This study presents a comprehensive optimization methodology for low-pressure casting process parameters of A356 aluminum alloy sleeves, integrating numerical simulation, response surface methodology (RSM), and genetic algorithms to enhance casting quality and mechanical properties. The research focuses on minimizing shrinkage porosity volume and secondary dendrite arm spacing (SDAS) through systematic parameter tuning.
Experimental Design and Numerical Simulation
The investigation employs Box-Behnken response surface design with four critical parameters: upper die temperature (A), side die temperature (B), lower die temperature (C), and pouring temperature (D). ProCAST software simulates the process for 27 experimental combinations, quantifying shrinkage porosity volume (Y₁) and SDAS (Y₂) as quality indicators. The computational model accurately replicates thermal gradients and solidification behavior inherent to squeeze casting operations.

Response Surface Analysis
Quadratic regression models establish relationships between process parameters and quality metrics. For shrinkage porosity volume (Y₁), the significant model terms are:
$$Y_1=0.32 +0.02801A +0.03389B-0.01158C -0.01988D-0.01193AB+0.009225AC-0.00225AD-0.003375BC-0.006375BD+0.0027CD+0.03648A^2-0.003288B^2+0.0209C^2+0.02976D^2$$
ANOVA reveals parameter significance for shrinkage porosity:
Parameter | F-value | p-value | Significance |
---|---|---|---|
B (side die) | 106.479 | <0.0001 | ** |
A (upper die) | 72.763 | <0.0001 | ** |
D (pouring) | 36.618 | <0.0001 | ** |
C (lower die) | 12.438 | 0.0042 | ** |
For SDAS (Y₂), the predictive model is:
$$Y_2=36.4-0.004167A+0.3792B+1.191C+0.17088D-0.0025AC-0.005AD-0.0325BC+0.015BD +0.1275CD +0.09833A^2 +0.2708B^2 +0.3133C^2+0.1433D^2$$
Parameter significance for SDAS:
Parameter | F-value | p-value | Significance |
---|---|---|---|
C (lower die) | 439.858 | <0.0001 | ** |
B (side die) | 44.593 | <0.0001 | ** |
D (pouring) | 9.052 | 0.0109 | * |
Multi-Objective Genetic Algorithm Optimization
A genetic algorithm addresses the multi-objective optimization problem:
$$\text{min } f_1=Y_1(z)$$
$$\text{min } f_2=Y_2(z)$$
$$\text{s.t. } 290℃≤A≤350℃, 330℃≤B≤390℃, 370℃≤C≤430℃, 690℃≤D≤710℃$$
The weighted sum method converts this to a single objective:
$$Y(z)=\omega_1 f_1+\omega_2 f_2$$
where weights ω₁=7 and ω₂=3 emphasize shrinkage reduction while maintaining mechanical enhancement. After 200 generations with population size 20, crossover probability 0.8, and mutation probability 0.1, the Pareto-optimal solution emerges.
Validation Results
The optimal squeeze casting parameters significantly improve quality metrics:
Parameter | Optimal Value | Initial Value |
---|---|---|
Upper die temperature | 307°C | 320°C |
Side die temperature | 330°C | 360°C |
Lower die temperature | 394°C | 400°C |
Pouring temperature | 701°C | 700°C |
Quality Metric | Initial | Optimized | Improvement |
---|---|---|---|
Shrinkage porosity (cm³) | 0.3199 | 0.2777 | 13.2% |
SDAS (μm) | 36.41 | 36.36 | 0.14% |
Conclusions
The integrated optimization framework demonstrates significant improvements in A356 aluminum alloy sleeve quality. Key findings include:
- Side die temperature exerts the strongest influence on shrinkage defects (F=106.479), while lower die temperature dominates SDAS development (F=439.858)

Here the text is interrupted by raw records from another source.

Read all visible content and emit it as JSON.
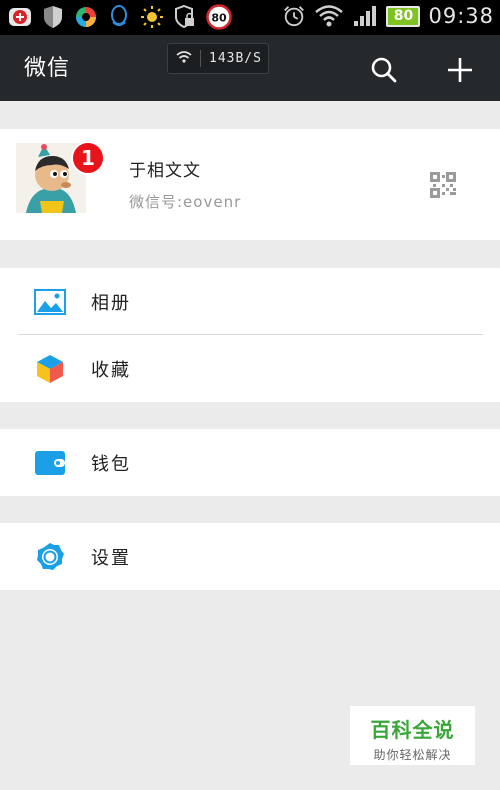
{
  "status_bar": {
    "icons": [
      "record-app-icon",
      "shield-icon",
      "colorful-app-icon",
      "qq-penguin-icon",
      "brightness-icon",
      "lock-shield-icon",
      "speed-limit-80-icon"
    ],
    "speed_limit": "80",
    "battery": "80",
    "time": "09:38"
  },
  "action_bar": {
    "title": "微信",
    "network_speed": "143B/S",
    "icons": [
      "search-icon",
      "plus-icon"
    ]
  },
  "profile": {
    "nickname": "于相文文",
    "wechat_id": "微信号:eovenr",
    "badge_count": "1"
  },
  "menu": {
    "album": "相册",
    "favorites": "收藏",
    "wallet": "钱包",
    "settings": "设置"
  },
  "watermark": {
    "title": "百科全说",
    "subtitle": "助你轻松解决"
  },
  "colors": {
    "action_bar": "#25292c",
    "accent_blue": "#1ba0e8",
    "badge_red": "#e8141b",
    "battery_green": "#7fc31f"
  }
}
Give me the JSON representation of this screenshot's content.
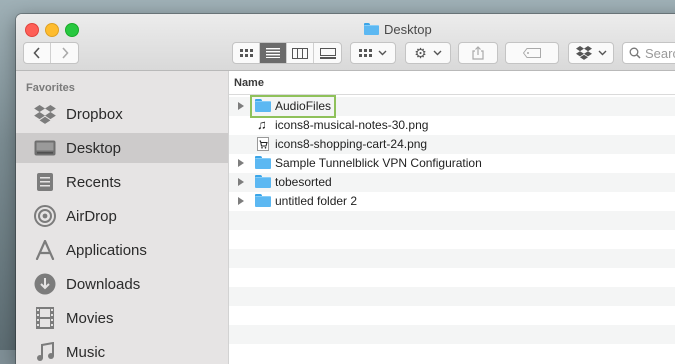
{
  "window": {
    "title": "Desktop"
  },
  "toolbar": {
    "search_placeholder": "Search",
    "view_modes": [
      "icon-view",
      "list-view",
      "column-view",
      "gallery-view"
    ],
    "active_view": "list-view"
  },
  "sidebar": {
    "header": "Favorites",
    "items": [
      {
        "label": "Dropbox",
        "icon": "dropbox-icon"
      },
      {
        "label": "Desktop",
        "icon": "desktop-icon",
        "selected": true
      },
      {
        "label": "Recents",
        "icon": "recents-icon"
      },
      {
        "label": "AirDrop",
        "icon": "airdrop-icon"
      },
      {
        "label": "Applications",
        "icon": "applications-icon"
      },
      {
        "label": "Downloads",
        "icon": "downloads-icon"
      },
      {
        "label": "Movies",
        "icon": "movies-icon"
      },
      {
        "label": "Music",
        "icon": "music-icon"
      }
    ]
  },
  "list": {
    "column_name": "Name",
    "rows": [
      {
        "label": "AudioFiles",
        "type": "folder",
        "expandable": true,
        "highlighted": true
      },
      {
        "label": "icons8-musical-notes-30.png",
        "type": "image",
        "expandable": false
      },
      {
        "label": "icons8-shopping-cart-24.png",
        "type": "image",
        "expandable": false
      },
      {
        "label": "Sample Tunnelblick VPN Configuration",
        "type": "folder",
        "expandable": true
      },
      {
        "label": "tobesorted",
        "type": "folder",
        "expandable": true
      },
      {
        "label": "untitled folder 2",
        "type": "folder",
        "expandable": true
      }
    ]
  },
  "colors": {
    "highlight_border": "#8fc15a",
    "folder_blue": "#5cb8f2",
    "sidebar_selected": "#cdcbcb"
  }
}
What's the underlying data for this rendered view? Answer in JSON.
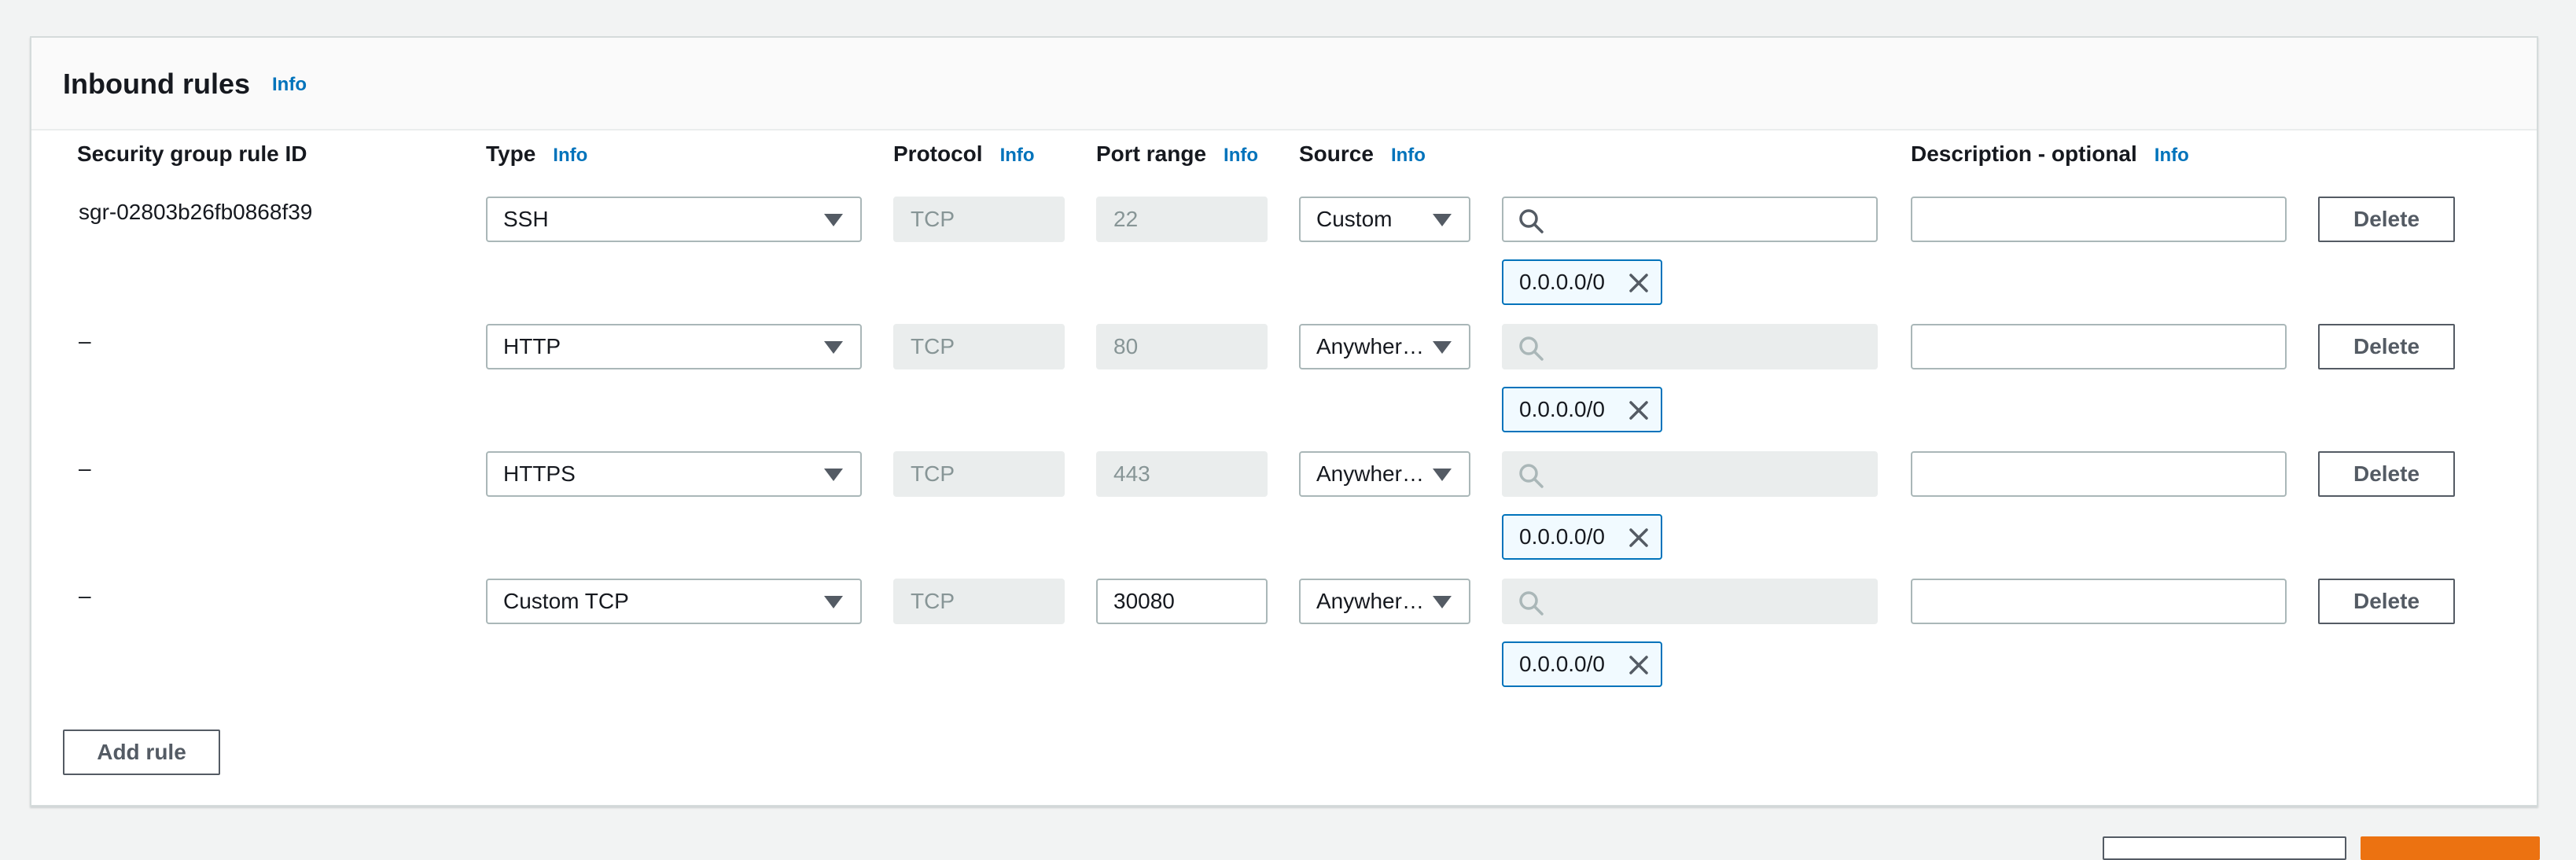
{
  "panel": {
    "title": "Inbound rules",
    "info": "Info"
  },
  "columns": {
    "rule_id": "Security group rule ID",
    "type": "Type",
    "protocol": "Protocol",
    "port_range": "Port range",
    "source": "Source",
    "description": "Description - optional",
    "info": "Info"
  },
  "rules": [
    {
      "id": "sgr-02803b26fb0868f39",
      "type": "SSH",
      "protocol": "TCP",
      "port": "22",
      "port_editable": false,
      "source": "Custom",
      "search_disabled": false,
      "cidr": "0.0.0.0/0",
      "description": ""
    },
    {
      "id": "–",
      "type": "HTTP",
      "protocol": "TCP",
      "port": "80",
      "port_editable": false,
      "source": "Anywher…",
      "search_disabled": true,
      "cidr": "0.0.0.0/0",
      "description": ""
    },
    {
      "id": "–",
      "type": "HTTPS",
      "protocol": "TCP",
      "port": "443",
      "port_editable": false,
      "source": "Anywher…",
      "search_disabled": true,
      "cidr": "0.0.0.0/0",
      "description": ""
    },
    {
      "id": "–",
      "type": "Custom TCP",
      "protocol": "TCP",
      "port": "30080",
      "port_editable": true,
      "source": "Anywher…",
      "search_disabled": true,
      "cidr": "0.0.0.0/0",
      "description": ""
    }
  ],
  "buttons": {
    "delete": "Delete",
    "add_rule": "Add rule"
  },
  "colors": {
    "info_link": "#0073bb",
    "token_border": "#0073bb",
    "primary_button": "#ec7211"
  },
  "icons": {
    "search": "search-icon",
    "remove": "close-icon",
    "dropdown": "caret-down-icon"
  }
}
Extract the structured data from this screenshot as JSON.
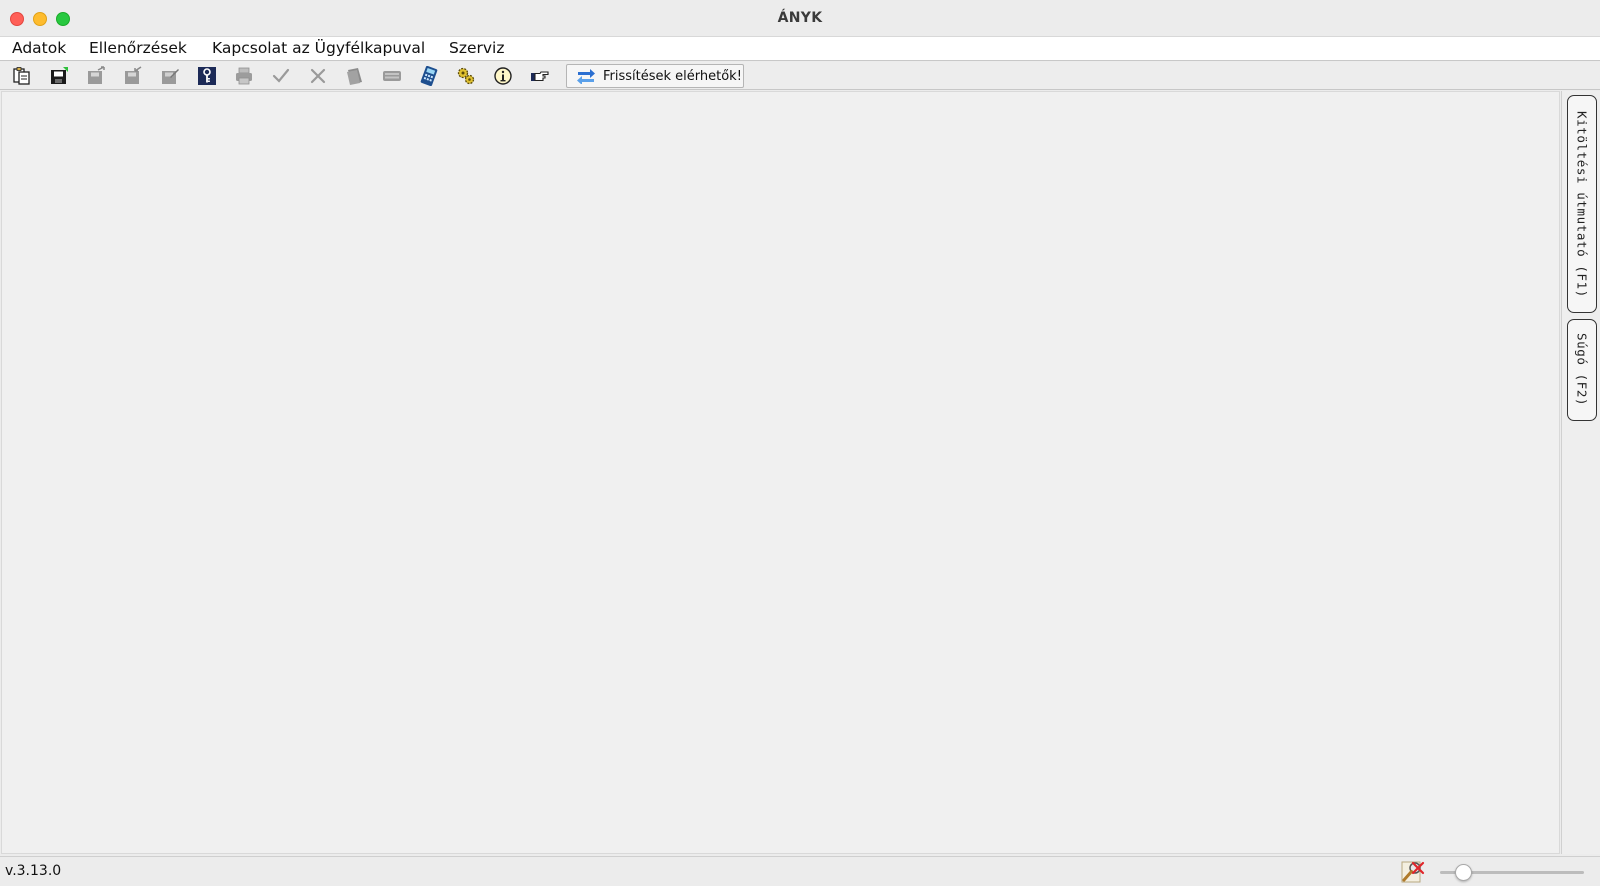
{
  "window": {
    "title": "ÁNYK"
  },
  "menubar": {
    "items": [
      {
        "label": "Adatok"
      },
      {
        "label": "Ellenőrzések"
      },
      {
        "label": "Kapcsolat az Ügyfélkapuval"
      },
      {
        "label": "Szerviz"
      }
    ]
  },
  "toolbar": {
    "icons": [
      {
        "icon": "copy-documents-icon",
        "enabled": true
      },
      {
        "icon": "save-icon",
        "enabled": true
      },
      {
        "icon": "export-icon",
        "enabled": false
      },
      {
        "icon": "import-icon",
        "enabled": false
      },
      {
        "icon": "edit-form-icon",
        "enabled": false
      },
      {
        "icon": "key-icon",
        "enabled": true
      },
      {
        "icon": "print-icon",
        "enabled": false
      },
      {
        "icon": "check-icon",
        "enabled": false
      },
      {
        "icon": "cross-icon",
        "enabled": false
      },
      {
        "icon": "document-stack-icon",
        "enabled": false
      },
      {
        "icon": "keyboard-icon",
        "enabled": false
      },
      {
        "icon": "calculator-icon",
        "enabled": true
      },
      {
        "icon": "gears-icon",
        "enabled": true
      },
      {
        "icon": "info-icon",
        "enabled": true
      },
      {
        "icon": "pointing-hand-icon",
        "enabled": true
      }
    ],
    "update_button": {
      "icon": "refresh-arrows-icon",
      "label": "Frissítések elérhetők!"
    }
  },
  "side_panel": {
    "tabs": [
      {
        "label": "Kitöltési útmutató (F1)"
      },
      {
        "label": "Súgó (F2)"
      }
    ]
  },
  "statusbar": {
    "version": "v.3.13.0",
    "tool_icon": "magnifier-disabled-icon",
    "zoom_slider": 0.12
  },
  "colors": {
    "accent": "#1f6fd1",
    "disabled_icon": "#9a9a9a",
    "window_bg": "#ececec",
    "content_bg": "#f0f0f0"
  }
}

- The Pareto-optimal solution (upper die 307°C, side die 330°C, lower die 394°C, pouring 701°C) reduces shrinkage porosity by 13.2%
- SDAS distribution becomes more uniform throughout the sleeve, enhancing mechanical properties despite marginal maximum value reduction
- Genetic algorithms effectively resolve multi-parameter coupling effects in squeeze casting optimization
This methodology provides a robust framework for parameter optimization in industrial squeeze casting applications, particularly for complex geometries like engine sleeves. Future research will focus on cooling system optimization to further mitigate residual porosity in thick sections.